I saw Real Steel the other day, and, uh...it's good. It's really good. Indeed, I only have two quibbles. One, is the minor antagonist is a hugely stereotypical Texan. Think "snaggle-toothed hook-nosed Jewish moneylender"-level stereotypical—I would say that hating Evangelicals and Southerners was the new anti-Catholicism or anti-Semitism, but anti-Semitism is coming back in a big way, and anti-Catholicism never left. So it is simply bigoted and bad, in the way that those are bigoted and bad. The other issue is the voice-activated robot should've had commands in Portuguese, not Japanese—he was modded for it for the Brazilian fight circuit, after all.
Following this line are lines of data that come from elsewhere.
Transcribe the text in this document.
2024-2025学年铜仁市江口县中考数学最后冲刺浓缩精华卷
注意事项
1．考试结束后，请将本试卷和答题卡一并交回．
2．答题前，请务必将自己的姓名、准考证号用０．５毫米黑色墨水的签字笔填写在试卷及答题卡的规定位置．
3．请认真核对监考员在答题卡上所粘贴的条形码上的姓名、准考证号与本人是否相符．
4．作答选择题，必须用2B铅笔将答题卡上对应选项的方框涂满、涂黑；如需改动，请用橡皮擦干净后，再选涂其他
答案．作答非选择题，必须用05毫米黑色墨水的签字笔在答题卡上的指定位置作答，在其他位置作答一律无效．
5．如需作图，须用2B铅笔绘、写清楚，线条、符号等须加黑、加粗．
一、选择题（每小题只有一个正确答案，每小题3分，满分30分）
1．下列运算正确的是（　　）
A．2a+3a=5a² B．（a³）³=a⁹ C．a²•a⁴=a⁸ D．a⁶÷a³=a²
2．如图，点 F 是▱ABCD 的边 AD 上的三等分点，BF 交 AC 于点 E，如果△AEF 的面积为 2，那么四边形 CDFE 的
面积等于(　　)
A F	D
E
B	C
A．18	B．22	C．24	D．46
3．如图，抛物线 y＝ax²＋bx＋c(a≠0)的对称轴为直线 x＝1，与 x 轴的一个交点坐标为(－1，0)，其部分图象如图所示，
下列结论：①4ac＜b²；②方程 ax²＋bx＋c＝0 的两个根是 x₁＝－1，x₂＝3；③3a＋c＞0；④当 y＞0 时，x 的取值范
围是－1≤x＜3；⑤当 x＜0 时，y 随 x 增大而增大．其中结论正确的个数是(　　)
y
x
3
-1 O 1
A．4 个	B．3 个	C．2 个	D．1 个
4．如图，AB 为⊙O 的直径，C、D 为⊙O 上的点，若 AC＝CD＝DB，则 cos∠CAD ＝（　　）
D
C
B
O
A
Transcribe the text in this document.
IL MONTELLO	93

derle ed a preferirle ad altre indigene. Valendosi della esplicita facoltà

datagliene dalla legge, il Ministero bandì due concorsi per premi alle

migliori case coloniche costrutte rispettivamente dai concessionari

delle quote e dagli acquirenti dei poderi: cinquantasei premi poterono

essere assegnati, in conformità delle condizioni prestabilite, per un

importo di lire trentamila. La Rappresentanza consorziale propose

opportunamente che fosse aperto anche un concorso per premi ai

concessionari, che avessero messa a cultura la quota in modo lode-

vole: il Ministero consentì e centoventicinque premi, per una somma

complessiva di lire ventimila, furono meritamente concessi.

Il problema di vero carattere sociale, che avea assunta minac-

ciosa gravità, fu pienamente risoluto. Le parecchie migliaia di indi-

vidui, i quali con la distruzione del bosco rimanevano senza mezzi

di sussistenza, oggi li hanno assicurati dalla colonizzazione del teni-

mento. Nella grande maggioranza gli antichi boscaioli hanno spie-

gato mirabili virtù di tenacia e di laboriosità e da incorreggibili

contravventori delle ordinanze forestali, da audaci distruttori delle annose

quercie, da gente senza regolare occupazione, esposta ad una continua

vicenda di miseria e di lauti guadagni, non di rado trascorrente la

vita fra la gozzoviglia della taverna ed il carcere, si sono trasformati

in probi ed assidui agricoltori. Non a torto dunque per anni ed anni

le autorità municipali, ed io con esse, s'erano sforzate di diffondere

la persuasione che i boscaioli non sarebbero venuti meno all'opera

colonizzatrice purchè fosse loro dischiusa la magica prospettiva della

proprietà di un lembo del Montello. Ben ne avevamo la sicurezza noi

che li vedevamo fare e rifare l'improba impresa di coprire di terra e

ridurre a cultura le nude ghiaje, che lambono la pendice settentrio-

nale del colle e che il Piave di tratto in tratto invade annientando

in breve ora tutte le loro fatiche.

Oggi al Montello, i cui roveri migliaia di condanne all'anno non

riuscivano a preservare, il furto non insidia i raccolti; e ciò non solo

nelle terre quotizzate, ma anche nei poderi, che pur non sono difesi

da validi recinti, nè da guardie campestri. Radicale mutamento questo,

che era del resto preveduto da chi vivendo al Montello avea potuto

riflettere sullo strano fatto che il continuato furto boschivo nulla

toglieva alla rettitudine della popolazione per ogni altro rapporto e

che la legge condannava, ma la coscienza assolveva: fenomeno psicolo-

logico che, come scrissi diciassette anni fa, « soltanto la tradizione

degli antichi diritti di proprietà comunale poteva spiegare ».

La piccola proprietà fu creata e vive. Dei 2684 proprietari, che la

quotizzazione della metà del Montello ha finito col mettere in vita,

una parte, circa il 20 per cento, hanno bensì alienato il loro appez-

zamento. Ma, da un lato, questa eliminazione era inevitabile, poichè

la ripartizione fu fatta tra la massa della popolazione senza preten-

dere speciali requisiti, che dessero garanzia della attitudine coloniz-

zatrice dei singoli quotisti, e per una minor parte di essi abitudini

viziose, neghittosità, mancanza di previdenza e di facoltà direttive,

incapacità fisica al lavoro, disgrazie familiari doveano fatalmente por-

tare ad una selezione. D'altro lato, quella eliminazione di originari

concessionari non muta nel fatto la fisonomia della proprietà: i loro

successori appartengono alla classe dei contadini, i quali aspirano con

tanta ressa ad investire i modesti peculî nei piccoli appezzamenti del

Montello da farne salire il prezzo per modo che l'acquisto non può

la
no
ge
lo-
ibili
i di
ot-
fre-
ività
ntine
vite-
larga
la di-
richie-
And "golpe no queixo" just sounds cooler than "appaakatto" (yes, the Japanese word for "uppercut" is "uppercut"—as is the French one, at least in savate).
Okay, I had one other issue: several times, the movie slows down to give us extended reaction sequences, which is a pacing mistake. Reaction shots, even several in sequence, are fine, but dragging it out too long just irritates the audience.
Other than those things, awesome, awesome picture. Especially the guy who designed Zeus (and, I suspect, also the kid's robot). That man—basically Takeshi Kaneshiro with a fancy Asian version of Don King's hair—is exactly what a guy who makes boxing robots looks like. Well, except his suits were a little understated; I would imagine he'd go a little flashier (then again, he is a bit young—flashy clothes is more of a "cool ossan" thing, in Japan).
Which reminds me: Astro Boy references. The kid's robot is named Atom. It appears to have an AI beyond simple move recognition. It was discarded by its creator (who, I am convinced, was the above-mentioned gent), and found by someone who treated it like a person. Oh, and at the end, they say the freaking thing showed "heart". Boxing-movie cliche? No, silly, they just translated "kokoro" into English.
They could've stood to be a bit less ambiguous about the "strength" of the protagonist-bot's AI-solution, rather than going the Chobits route. At one point the film seems to imply that Atom has the same learning ability as Zeus, plus what may be some simulacrum of self-awareness; one likes to know where one stands, vis-a-vis whether one is rooting for a character or merely a mobile McGuffin.
Finally: great fights. Not just the choreography, both of the robots and of how the humans move them, but the actual strategy. Boxing, see, is an endurance sport, just as much as MMA or (real) wrestling, and this shows that—apparently Sugar Ray Leonard earned his consultant paycheck.
Also, Hugh Jackman's character talks very much like every boxer I ever knew (they're slightly different from other martial artists, I don't know how to put it).
1 comment:
Hmmm ... based on this ringing endorsement, maybe I will shell-out the $5 to watch this off iTunes after Lent.
Somehow the trailer and the premise didn't intrigue me that much, but even though I suspect our taste in sci-fi is somewhat different, "awesome" for you should still translate into very good for me.